The dramatic and hopeful story that began heralding highways through the wilderness ends on the narrow, dusty path to Golgotha.  Here on this hill we find the subversive Nazarene struggling to carry his own death stake, alone and abandoned on the journey, an enemy of imperial Rome and her Jewish collaborators.  Reaching the place of execution, he is stripped naked for the third time, exposing himself to public ridicule and shame, and then forced to lie on the ground while both forearms and wrists are nailed to a wooden beam.  Naked and betrayed, Jesus is finally, and almost mercifully, raised up onto the cross where he will die a slow and agonizing death.  According to historians, Roman crucifixion poles measured only seven feet tall, allowing wild animals to tear the convict apart as he slowly dies of asphyxiation. This form of execution was so heinous, it led Cicero in 63 B.C. to write “If we are to be threatened with death, then we want to die in freedom; let the executioner, the shrouding of the head, and the very name of the cross be banished from the body and life of Roman citizens, from their thoughts, eyes and ears!”  But for Rome, the message is clear, oppose us and our power structure and we will publicly humiliate you, destroy you and feed your remains to the dogs.  Roman crucifixion is the public and political manifestation of imperial triumph over anyone foolish enough to dare revolution.  Ironically, only the women in Jesus' circle of disciples brave an appearance at his death, showing their solidarity to the bitter end...

And yet, this instance of divine humiliation marks the cosmic moment when the rulers of this world are finally overthrown, not through coercion and power, but through defeat and death. The cross is Jesus' ultimate political statement, warning all who come after Him that this way of suffering isn’t some pithy expression of bourgeois self-denial, it is the acknowledgment and belief that choosing His path requires upon us the sentence of death. 

Christ’s affliction becomes the physical exhortation to see the world through the lens of Golgotha, refusing even now amid our desire to carve out our piece of the political pie, to compromise the politics of the cross.  But who of us is honestly willing to accept that by remaining there, by submitting Himself to the unjust authorities, by resisting the urge to call upon Elijah, Jesus ultimately shows all mankind the road to liberation. Our personal, social and political liberation does not come from coerced Constantinianism. Living in the political shadow of Christ's cross does not allow us to engage in punitive or coercive action with our social and political enemies, as we demand our voices by heard, not matter how vitriolic and bitter they sound. This will to power is antithetical to Christ, aligning us more with what and who we hate instead of the one who has shown us a new way, this way of deference and shame.

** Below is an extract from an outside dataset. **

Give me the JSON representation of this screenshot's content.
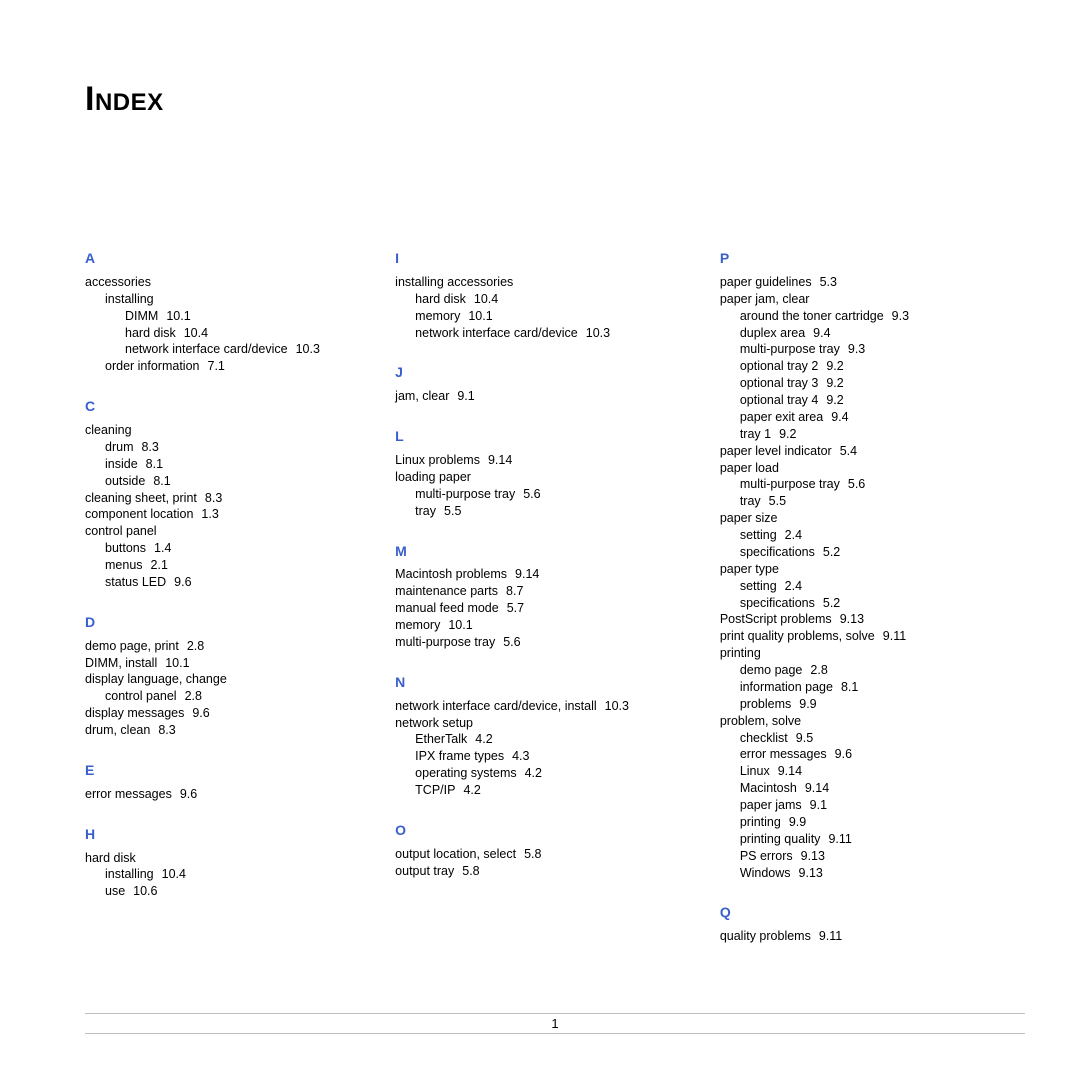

The way of the cross, the way of salvation and cultural transformation isn’t achieved via position and authority. It is experienced through sharing his cup of suffering.  Mark's Gospel  underlines this point rather dramatically by positioning two bandits ‘one on his right and one on his left’, the positions of honor requested by James and John, with Jesus on Golgotha.  The message is crystal clear: 'if you want to join me and my kingdom efforts, pick up your cross, carry it to Golgotha, and climb up on it and die'.  After all, a slave isn’t above his master, and if the teacher is despised, what will become of his students?  If the world hates you, remember it hated him first.  And in those moments, resist the temptation to protest, to demand equality, to seek your inalienable rights.  On the contrary, model Christ's humility; “when he was reviled, he did not revile in return; when he suffered, he did not threaten, but continued entrusting himself to him who judges justly.”

Few Christ-followers choose this path, his road of anguish and tears.  And yet here Jesus is, bearing our stripes, receiving our wounds and uttering not a word in return.  If this story is true, and if there is the cosmic chance of God’s kingdom coming on earth, in this space and in this time, it will only come when Christ-followers abandon the propensity to persuade through power and embrace the cup of constant sorrow willingly and joyfully, pointing back to that historic day when the sovereignty of this world was handed over to the divine Human One in the death of God’s suffering servant.